A mais recente iniciativa foi chamada de autorregularização incentivada, descrita como um “programa de conformidade fiscal do governo federal”, instituído pela Lei 14.740/2023[1]. Tal programa concede ao contribuinte condições especiais para regularização de tributos administrados pela Receita Federal através da confissão da dívida e do pagamento ou parcelamento do valor integral dos débitos, sem a incidência das multas de mora e de ofício e desconto de 100% dos juros de mora[2].
Esses programas, entretanto, não modificam o relacionamento entre os contribuintes e a Fazenda, não trazem nenhum avanço sobre uma questão hoje fundamental na relação jurídico-tributária, que é a confiança entre as partes, baseada em transparência, previsibilidade e segurança. Ou seja, são leis de ocasião com efeitos econômicos, mas que não aprimoram a relação fisco-contribuinte. Pelo contrário, podem criar incentivos à inadimplência, dada a frequência com que são verificados.
Por outro lado, com os programas de conformidade cooperativa fiscal, que vêm ganhando mais espaço no Brasil, como é o caso do programa Confia, busca-se analisar o comportamento, o histórico de conformidade e a estrutura de controle fiscal dos contribuintes, a fim de que a Administração Tributária possa se relacionar da maneira mais eficaz e eficiente com cada um deles[3].

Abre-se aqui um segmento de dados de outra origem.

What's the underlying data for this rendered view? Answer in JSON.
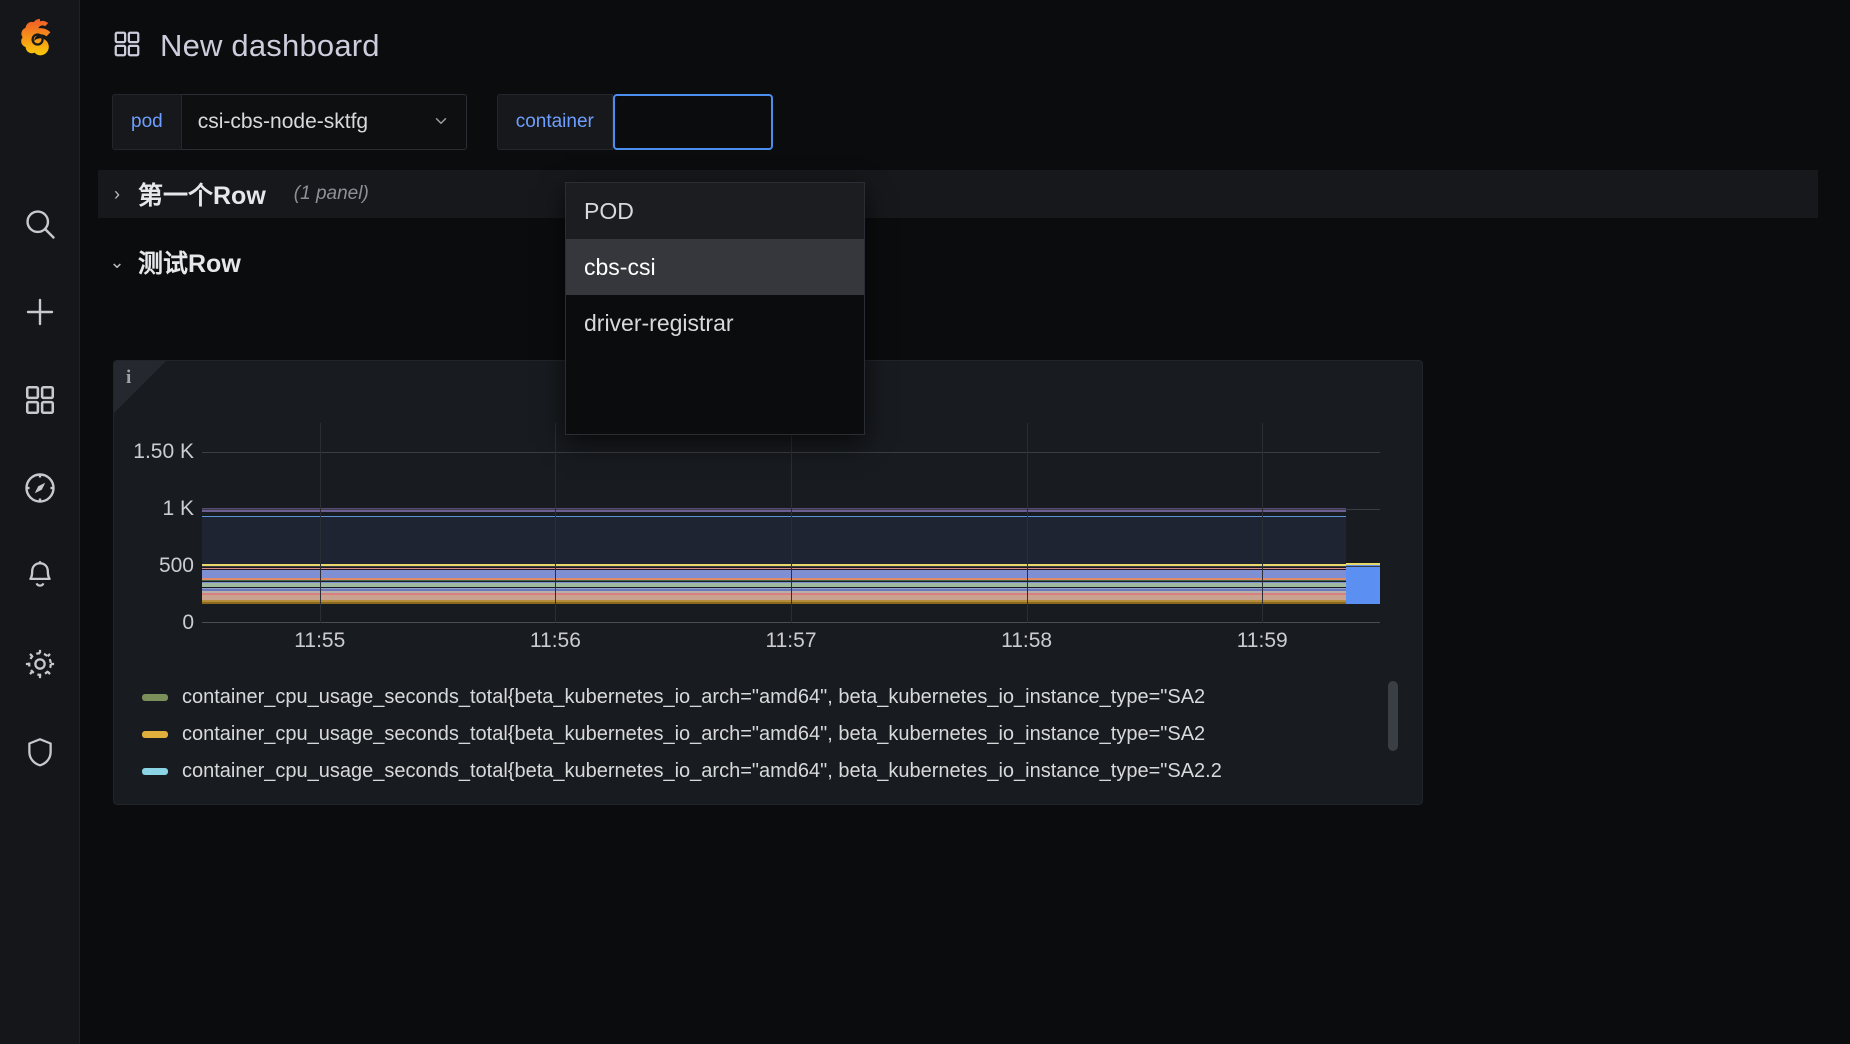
{
  "brand": {
    "logo_icon": "grafana-logo-icon"
  },
  "sidebar": {
    "items": [
      {
        "name": "search-icon",
        "label": "Search"
      },
      {
        "name": "plus-icon",
        "label": "Create"
      },
      {
        "name": "dashboards-icon",
        "label": "Dashboards"
      },
      {
        "name": "compass-icon",
        "label": "Explore"
      },
      {
        "name": "bell-icon",
        "label": "Alerting"
      },
      {
        "name": "gear-icon",
        "label": "Configuration"
      },
      {
        "name": "shield-icon",
        "label": "Server Admin"
      }
    ]
  },
  "header": {
    "title": "New dashboard",
    "icon": "dashboard-grid-icon"
  },
  "variables": [
    {
      "label": "pod",
      "value": "csi-cbs-node-sktfg",
      "caret": "⌄"
    },
    {
      "label": "container",
      "value": "",
      "placeholder": ""
    }
  ],
  "dropdown": {
    "options": [
      {
        "label": "POD",
        "state": "shade"
      },
      {
        "label": "cbs-csi",
        "state": "active"
      },
      {
        "label": "driver-registrar",
        "state": "normal"
      }
    ]
  },
  "rows": [
    {
      "title": "第一个Row",
      "count": "(1 panel)",
      "collapsed": true,
      "chevron": "›"
    },
    {
      "title": "测试Row",
      "count": "",
      "collapsed": false,
      "chevron": "⌄"
    }
  ],
  "panel": {
    "info_icon": "info-icon",
    "info_glyph": "i"
  },
  "chart_data": {
    "type": "area",
    "title": "",
    "xlabel": "",
    "ylabel": "",
    "ylim": [
      0,
      1750
    ],
    "y_ticks": [
      0,
      500,
      1000,
      1500
    ],
    "y_ticklabels": [
      "0",
      "500",
      "1 K",
      "1.50 K"
    ],
    "x": [
      "11:55",
      "11:56",
      "11:57",
      "11:58",
      "11:59"
    ],
    "xlim_labels": [
      "11:55",
      "11:59"
    ],
    "grid": true,
    "legend_position": "bottom",
    "series": [
      {
        "name": "container_cpu_usage_seconds_total{beta_kubernetes_io_arch=\"amd64\", beta_kubernetes_io_instance_type=\"SA2",
        "color": "#7b8f5a",
        "level": 470,
        "kind": "line"
      },
      {
        "name": "container_cpu_usage_seconds_total{beta_kubernetes_io_arch=\"amd64\", beta_kubernetes_io_instance_type=\"SA2",
        "color": "#e0b03c",
        "level": 520,
        "kind": "line"
      },
      {
        "name": "container_cpu_usage_seconds_total{beta_kubernetes_io_arch=\"amd64\", beta_kubernetes_io_instance_type=\"SA2.2",
        "color": "#8ad4e6",
        "level": 880,
        "kind": "line"
      }
    ],
    "bands": [
      {
        "color": "#5a4a78",
        "top": 1010,
        "bottom": 995
      },
      {
        "color": "#6d5f96",
        "top": 985,
        "bottom": 975
      },
      {
        "color": "#1f2433",
        "top": 940,
        "bottom": 520,
        "fill": true
      },
      {
        "color": "#5b93d6",
        "top": 935,
        "bottom": 925
      },
      {
        "color": "#e8d86a",
        "top": 520,
        "bottom": 500
      },
      {
        "color": "#c9a6d8",
        "top": 498,
        "bottom": 486
      },
      {
        "color": "#d98b8b",
        "top": 484,
        "bottom": 470
      },
      {
        "color": "#7f8fd4",
        "top": 468,
        "bottom": 392
      },
      {
        "color": "#e28b6a",
        "top": 390,
        "bottom": 380
      },
      {
        "color": "#4c6b4a",
        "top": 378,
        "bottom": 364
      },
      {
        "color": "#7f8fd4",
        "top": 362,
        "bottom": 352
      },
      {
        "color": "#9fb8a0",
        "top": 350,
        "bottom": 312
      },
      {
        "color": "#8aa0c8",
        "top": 310,
        "bottom": 296
      },
      {
        "color": "#6f77bb",
        "top": 294,
        "bottom": 278
      },
      {
        "color": "#b5b0a8",
        "top": 276,
        "bottom": 262
      },
      {
        "color": "#d97f7f",
        "top": 260,
        "bottom": 244
      },
      {
        "color": "#c9a38f",
        "top": 242,
        "bottom": 200
      },
      {
        "color": "#b58b3c",
        "top": 198,
        "bottom": 184
      },
      {
        "color": "#8a6a1f",
        "top": 182,
        "bottom": 168
      }
    ],
    "end_bar": {
      "color": "#5b8ff2",
      "label": "11:59",
      "top": 505,
      "bottom": 170
    },
    "end_bar_cap": {
      "color": "#e8d86a",
      "top": 525,
      "bottom": 505
    }
  },
  "legend": {
    "entries": [
      {
        "color": "#7b8f5a",
        "text": "container_cpu_usage_seconds_total{beta_kubernetes_io_arch=\"amd64\", beta_kubernetes_io_instance_type=\"SA2"
      },
      {
        "color": "#e0b03c",
        "text": "container_cpu_usage_seconds_total{beta_kubernetes_io_arch=\"amd64\", beta_kubernetes_io_instance_type=\"SA2"
      },
      {
        "color": "#8ad4e6",
        "text": "container_cpu_usage_seconds_total{beta_kubernetes_io_arch=\"amd64\", beta_kubernetes_io_instance_type=\"SA2.2"
      }
    ]
  },
  "colors": {
    "accent_blue": "#6e9fff",
    "focus_blue": "#4b8ef0",
    "panel_bg": "#181b1f",
    "page_bg": "#0b0c0e",
    "rail_bg": "#141619"
  }
}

Programas de conformidade cooperativa são voluntários, promovem um desenvolvimento do relacionamento entre Fisco e contribuintes, que normalmente são estimulados a participar do desenvolvimento do programa, e são baseados em técnicas de análises de risco e critérios para justificar o tratamento diferenciado para alguns contribuintes, características essas não observadas em simples ofertas de autorregularização.
A diferença entre a autorregularização tributária e os programas de conformidade cooperativa foi bem delimitada na MP 1160/2023. Tanto assim que o seu artigo 2º dispôs que a Receita Federal poderia: (i) disponibilizar métodos preventivos para a autorregularização; e (ii) estabelecer programas de conformidade para prevenir conflitos e assegurar o diálogo com os contribuintes[4]. Ao colocar os instrumentos em incisos separados, parece clara a intenção de discipliná-los diferentemente, até mesmo por seus objetivos serem diversos.

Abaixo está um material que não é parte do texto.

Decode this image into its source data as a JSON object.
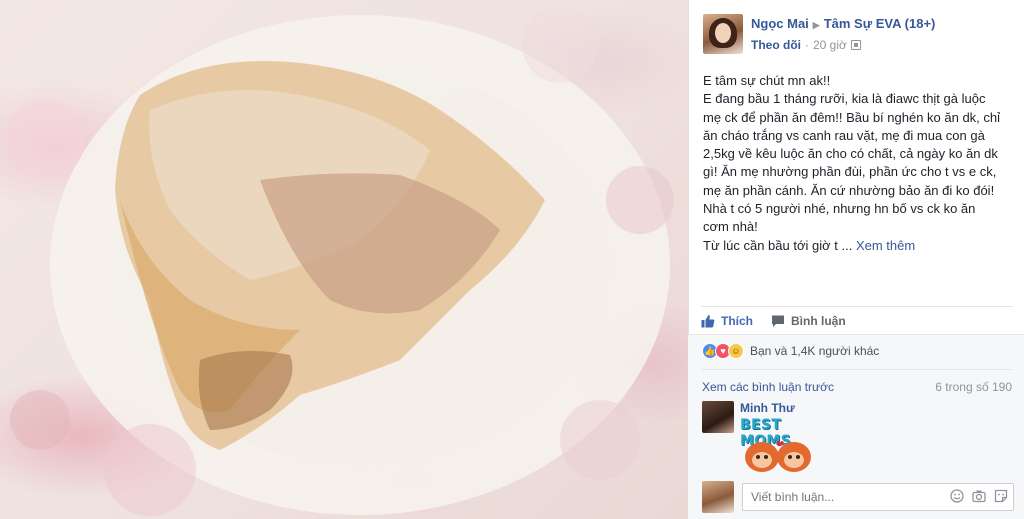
{
  "post": {
    "author": "Ngọc Mai",
    "group": "Tâm Sự EVA (18+)",
    "follow_label": "Theo dõi",
    "time": "20 giờ",
    "text_lines": [
      "E tâm sự chút mn ak!!",
      "E đang bầu 1 tháng rưỡi, kia là điawc thịt gà luộc",
      "mẹ ck để phần ăn đêm!! Bầu bí nghén ko ăn dk, chỉ",
      "ăn cháo trắng vs canh rau vặt, mẹ đi mua con gà",
      "2,5kg về kêu luộc ăn cho có chất, cả ngày ko ăn dk",
      "gì! Ăn mẹ nhường phần đùi, phần ức cho t vs e ck,",
      "mẹ ăn phần cánh. Ăn cứ nhường bảo ăn đi ko đói!",
      "Nhà t có 5 người nhé, nhưng hn bố vs ck ko ăn",
      "cơm nhà!",
      "Từ lúc cần bầu tới giờ t ..."
    ],
    "see_more": "Xem thêm"
  },
  "actions": {
    "like_label": "Thích",
    "comment_label": "Bình luận"
  },
  "reactions": {
    "summary": "Bạn và 1,4K người khác",
    "icons": [
      "like-icon",
      "love-icon",
      "haha-icon"
    ]
  },
  "comments": {
    "prev_label": "Xem các bình luận trước",
    "count_label": "6 trong số 190",
    "items": [
      {
        "name": "Minh Thư",
        "sticker_text": "BEST MOMS"
      }
    ],
    "write_placeholder": "Viết bình luận..."
  },
  "colors": {
    "link": "#365899",
    "like_blue": "#4267b2",
    "muted": "#90949c"
  }
}
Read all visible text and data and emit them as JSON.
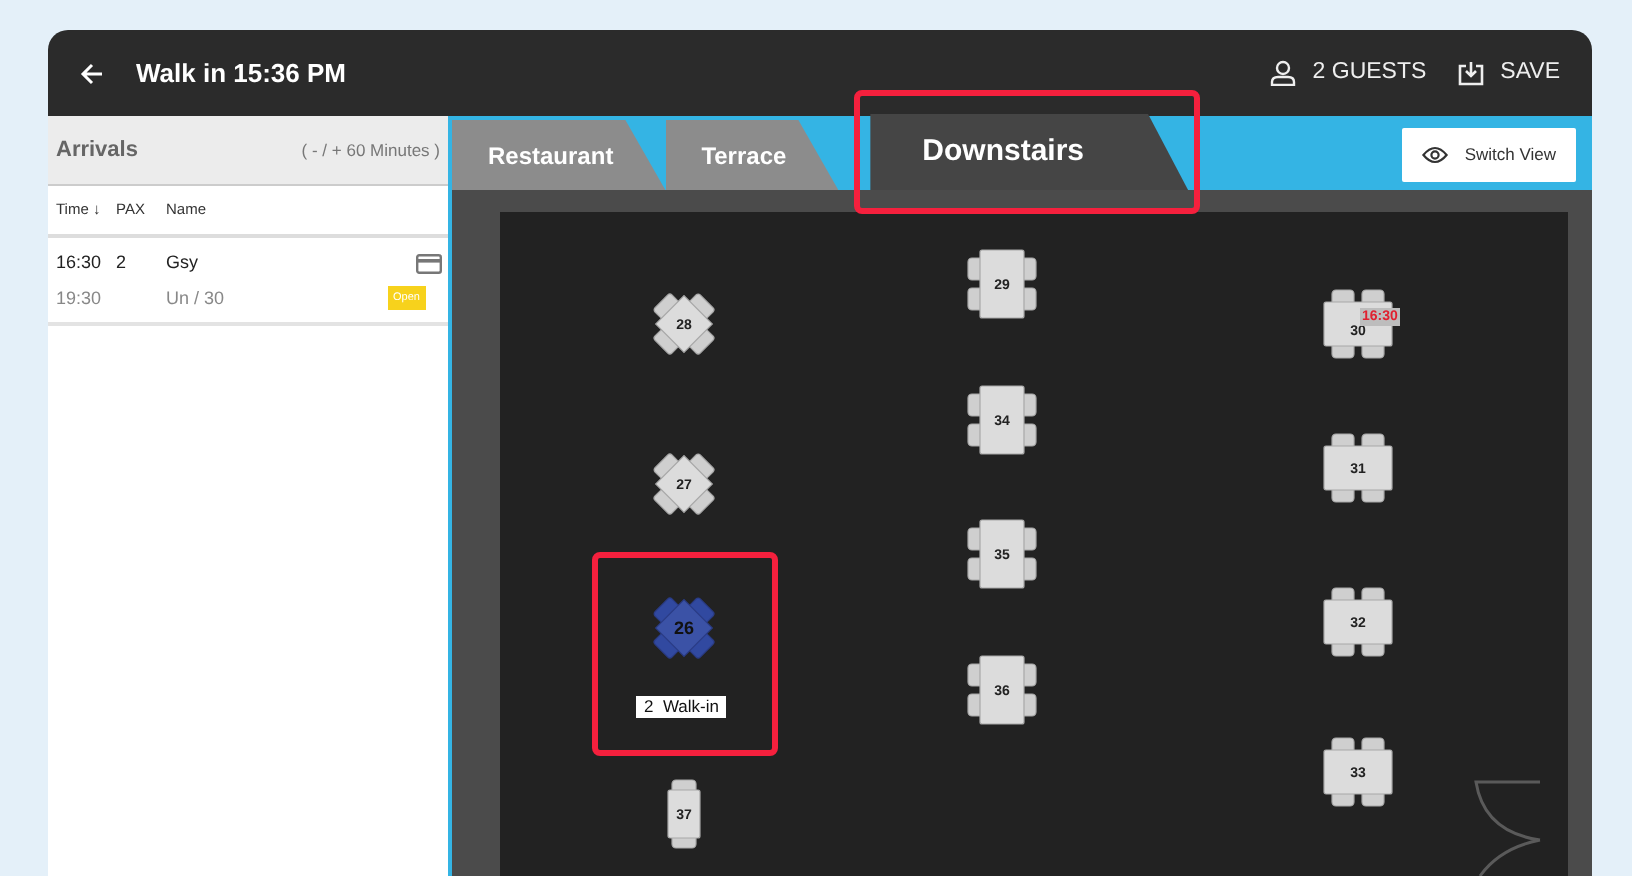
{
  "window": {
    "title": "Walk in 15:36 PM"
  },
  "header_actions": [
    {
      "kind": "guests",
      "label": "2 GUESTS"
    },
    {
      "kind": "save",
      "label": "SAVE"
    }
  ],
  "arrivals": {
    "title": "Arrivals",
    "range": "( - / + 60 Minutes )",
    "columns": [
      "Time ↓",
      "PAX",
      "Name"
    ],
    "rows": [
      {
        "time": "16:30",
        "pax": "2",
        "name": "Gsy",
        "time_2": "19:30",
        "detail": "Un / 30",
        "status": "Open"
      }
    ]
  },
  "floor": {
    "tabs": [
      {
        "label": "Restaurant",
        "selected": false,
        "highlighted": false
      },
      {
        "label": "Terrace",
        "selected": false,
        "highlighted": false
      },
      {
        "label": "Downstairs",
        "selected": true,
        "highlighted": true
      }
    ],
    "switch_view": "Switch View",
    "tables": [
      {
        "number": "28",
        "kind": "diamond",
        "selected": false,
        "highlighted": false
      },
      {
        "number": "27",
        "kind": "diamond",
        "selected": false,
        "highlighted": false
      },
      {
        "number": "26",
        "kind": "diamond",
        "selected": true,
        "highlighted": true,
        "label": "2  Walk-in"
      },
      {
        "number": "37",
        "kind": "small",
        "selected": false,
        "highlighted": false
      },
      {
        "number": "29",
        "kind": "vertical",
        "selected": false,
        "highlighted": false
      },
      {
        "number": "34",
        "kind": "vertical",
        "selected": false,
        "highlighted": false
      },
      {
        "number": "35",
        "kind": "vertical",
        "selected": false,
        "highlighted": false
      },
      {
        "number": "36",
        "kind": "vertical",
        "selected": false,
        "highlighted": false
      },
      {
        "number": "30",
        "kind": "horizontal",
        "selected": false,
        "highlighted": false,
        "time": "16:30"
      },
      {
        "number": "31",
        "kind": "horizontal",
        "selected": false,
        "highlighted": false
      },
      {
        "number": "32",
        "kind": "horizontal",
        "selected": false,
        "highlighted": false
      },
      {
        "number": "33",
        "kind": "horizontal",
        "selected": false,
        "highlighted": false
      }
    ]
  }
}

Essa MP, no entanto, não chegou a ser votada no Congresso Nacional, sendo, em substituição, encaminhado o PL 2384/2023[5]. Nesse PL, o artigo 2º reproduzia o disposto na MP 1160, mas o artigo 3º criava uma classificação de contribuintes, que serviria como parâmetro para a graduação de medidas “no âmbito de programas de conformidade (…) com vistas à autorregularização dos créditos tributários antes do lançamento”[6]. Começava aí a confusão legislativa dos institutos.
Após a regular tramitação pelo Congresso Nacional, o PL 2384 foi convertido na Lei 14.689/2023. O artigo 7º dessa lei dispõe que, para aplicação das medidas de incentivo à conformidade tributária, a RFB considerará critérios como o histórico de regularidade fiscal do sujeito passivo. O § 1º desse dispositivo determina que, como incentivo à conformidade tributária, sejam adotadas medidas como a orientação prévia e não aplicação de penalidades “com vistas à autorregularização”.

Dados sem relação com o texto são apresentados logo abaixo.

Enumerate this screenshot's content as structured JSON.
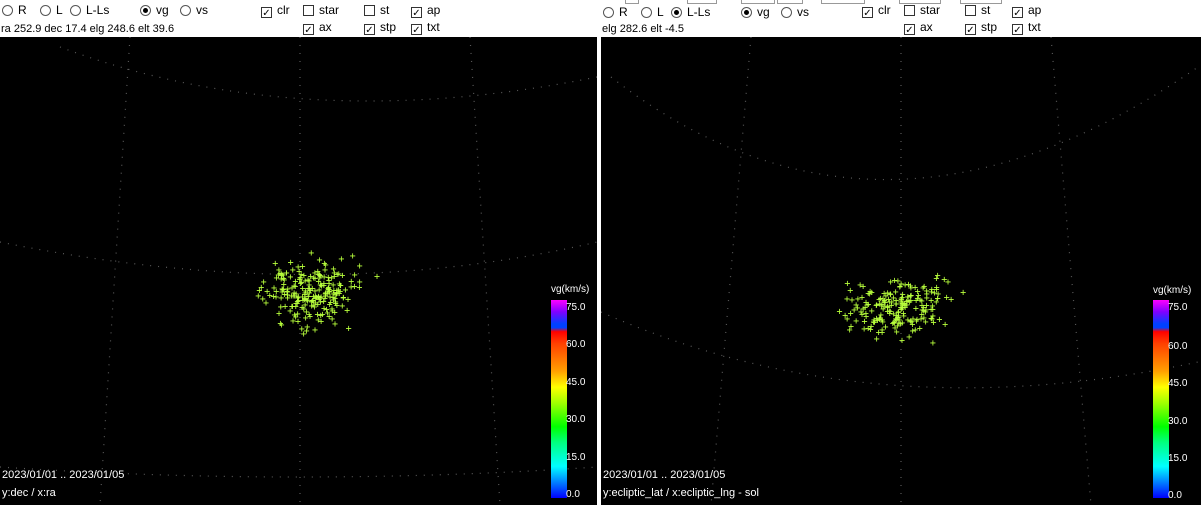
{
  "left": {
    "options_row1": [
      "R",
      "L",
      "L-Ls",
      "vg",
      "vs",
      "clr",
      "star",
      "st",
      "ap"
    ],
    "options_row2": [
      "ax",
      "stp",
      "txt"
    ],
    "info": "ra 252.9 dec 17.4 elg 248.6 elt 39.6",
    "date_range": "2023/01/01 .. 2023/01/05",
    "axes_label": "y:dec / x:ra",
    "selected": {
      "mode": "vg",
      "clr": true,
      "star": false,
      "st": false,
      "ap": true,
      "ax": true,
      "stp": true,
      "txt": true
    }
  },
  "right": {
    "options_row1": [
      "R",
      "L",
      "L-Ls",
      "vg",
      "vs",
      "clr",
      "star",
      "st",
      "ap"
    ],
    "options_row2": [
      "ax",
      "stp",
      "txt"
    ],
    "info": "elg 282.6 elt -4.5",
    "date_range": "2023/01/01 .. 2023/01/05",
    "axes_label": "y:ecliptic_lat / x:ecliptic_lng - sol",
    "selected": {
      "projection": "L-Ls",
      "mode": "vg",
      "clr": true,
      "star": false,
      "st": false,
      "ap": true,
      "ax": true,
      "stp": true,
      "txt": true
    }
  },
  "colorbar": {
    "title": "vg(km/s)",
    "ticks": [
      "75.0",
      "60.0",
      "45.0",
      "30.0",
      "15.0",
      "0.0"
    ],
    "colors": {
      "high": "#ff00ff",
      "mid": "#ffff00",
      "low": "#0000ff"
    }
  },
  "marker_color": "#b8ff3c"
}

O §3º do mesmo art. 7º, por sua vez, estabelece que as medidas de incentivo à conformidade tributária podem ser graduadas e condicionadas em função de alguns comportamentos dos contribuintes, entre os quais, a apresentação voluntária, antes do início do procedimento fiscal, de atos ou negócios jurídicos relevantes para os quais não haja posicionamento prévio da administração tributária. Esse dispositivo traz um dos pilares dos programas de conformidade cooperativa: a busca de transparência em troca da segurança[7].
Mas, apesar de tratados na mesma lei, os programas de conformidade cooperativa não se confundem com a autorregularização, eles vão além, estimulando a confiança recíproca e aprimorando o relacionamento entre fisco e contribuintes. A distinção foi inclusive destacada nas razões de veto do presidente da República ao artigo 6º da Lei 14.689/2023, que obrigava a Receita Federal a disponibilizar a autorregularização, destacando que a implementação indiscriminada da autoregularização poderia implicar redução da arrecadação e redução da eficácia dos programas de conformidade[8].
Assim, atualmente temos em vigor uma lei que proporciona fundamentos jurídicos para autorregularização e para os programas de conformidade cooperativa, com a indicação de regras que incentivam a confiança como base para aprimoramento da relação Fisco-contribuinte, mas que ainda confunde conceitualmente a conformidade cooperativa com autorregularização. Não obstante, uma lei específica para programas de conformidade traria avanços nessa seara e poderia dirimir dúvidas sobre essa importante iniciativa para as administrações tributárias modernas.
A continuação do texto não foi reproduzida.